ADAINFO, KOTABARU – Pemerintah Kabupaten Kotabaru melalui Badan Penanggulangan Bencana Daerah (BPBD) terus berupaya maksimal dalam hal antisipasi hingga penanggulangan bencana di wilayah Bumi Saijaan.
Beragam program pun telah disusun BPBD untuk menangguli kebencanaan. Sebab, kondisi wilayah Kotabaru yang cukup luas. Ditambah lagi soal letak geografis meliputi lautan, pesisir, hingga daratan.
Sejauh ini BPBD juga memiliki program yang dinilai efektif dalam hal penanggulangan bencana. Hal itu dibuktikan dengan membentuk desa-desa tangguh bencana di kawasan rawan bencana.

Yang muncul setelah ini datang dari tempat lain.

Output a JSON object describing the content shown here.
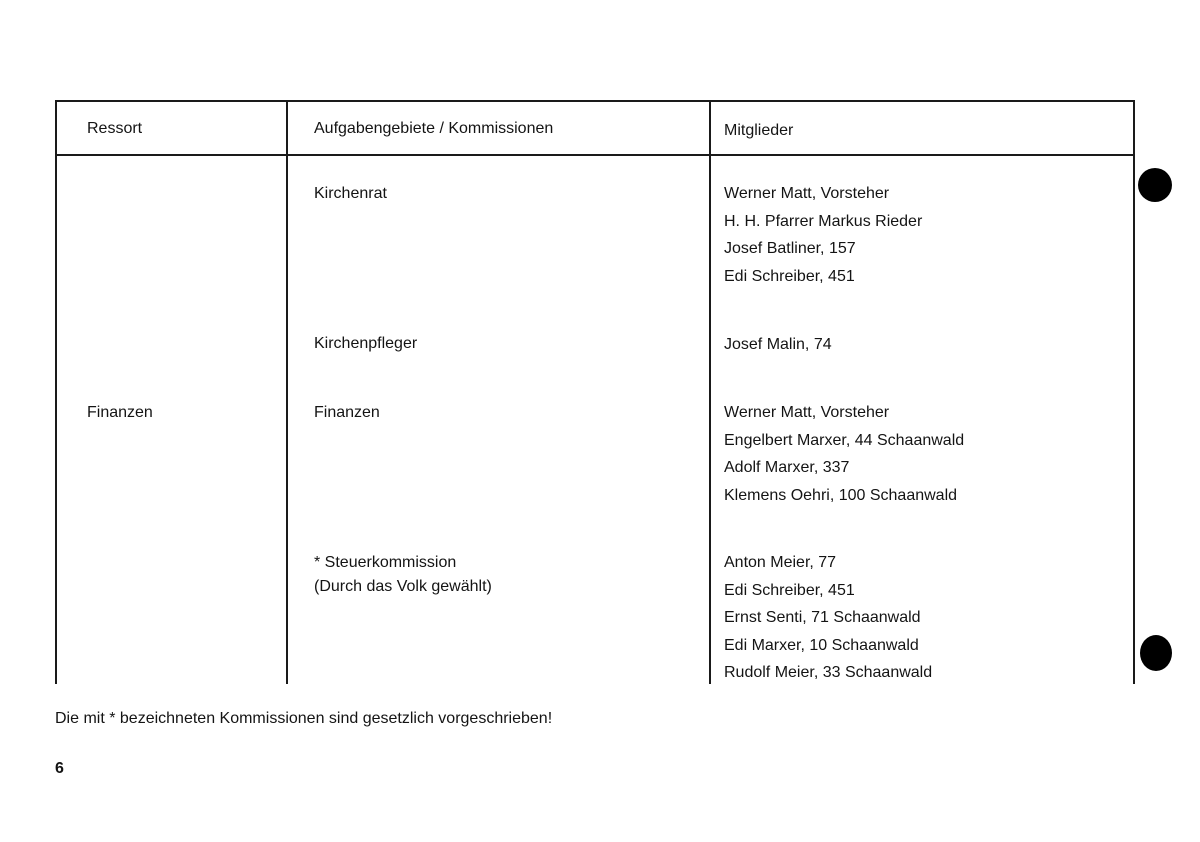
{
  "table": {
    "headers": [
      "Ressort",
      "Aufgabengebiete / Kommissionen",
      "Mitglieder"
    ],
    "ressort": "Finanzen",
    "rows": [
      {
        "task": [
          "Kirchenrat"
        ],
        "members": [
          "Werner Matt, Vorsteher",
          "H. H. Pfarrer Markus Rieder",
          "Josef Batliner, 157",
          "Edi Schreiber, 451"
        ]
      },
      {
        "task": [
          "Kirchenpfleger"
        ],
        "members": [
          "Josef Malin, 74"
        ]
      },
      {
        "task": [
          "Finanzen"
        ],
        "members": [
          "Werner Matt, Vorsteher",
          "Engelbert Marxer, 44 Schaanwald",
          "Adolf Marxer, 337",
          "Klemens Oehri, 100 Schaanwald"
        ]
      },
      {
        "task": [
          "* Steuerkommission",
          "(Durch das Volk gewählt)"
        ],
        "members": [
          "Anton Meier, 77",
          "Edi Schreiber, 451",
          "Ernst Senti, 71 Schaanwald",
          "Edi Marxer, 10 Schaanwald",
          "Rudolf Meier, 33 Schaanwald"
        ]
      }
    ]
  },
  "footnote": "Die mit * bezeichneten Kommissionen sind gesetzlich vorgeschrieben!",
  "page_number": "6"
}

Bahkan Kepala Pelaksana (Kalak) BPBD setempat Hendra Indrayana telah mengundang sejumlah desa yang telah dicanangkan sebagai desa tangguh bencana di aula kantor bupati, Kamis kemarin.
Para pihak ketiga alias perusahaan juga resmi turut diundang dalam agenda itu sebagai bentuk kolaborasi, plus support jika terjadi bencana.
Hendra sekaligus eks ajudan bupati ini menuturkan diadakannya sosialisasi itu tujuannya untuk optimalisasi program desa tangguh bencana berjalan dengan baik.
Tentu program tersebut akan berjalan baik perlu adanya dukungan dan support semua pihak terkat, pihak ketiga alias perusahaan-perusahaan yang beroperasi di Bumi Saijaan.
“Hal ini juga diperkuat dengan adanya surat keputusan (SK) Bupati Kotabaru Muh Rusli,” kata dia.
“Nah, mengacu dari SK Bupati itu lah kami mengadakan pertemuan itu. Mengundang berbagai pihak perusahaan, serta para pihak terkait lain termasuk semua pimpinan organisasi pers,” imbuhnya.
Hendra menambahkan pertemuan itu merupakan yang pertama kalinya, dan ke depan akan diadakan pertemuan serupa lalu semua desa Kotabaru bisa terbentuk desa tangguh bencana.
“Kami bersyukur agenda berjalan dengan baik. Beragam masukan dari para peserta juga telah kami tampung melalui sesi dialog untuk dijadikan bahan agar program berjalan maksimal,” ucapnya mengakhiri.
Sekedar tambahan, potensi bencana yang acap terjadi di Kotabaru sendiri cukup beragam. Itu mulai air rob, angin puting, banjir plus genangan air, kebakaran permukiman dan lahan hingga abrasi. (duki).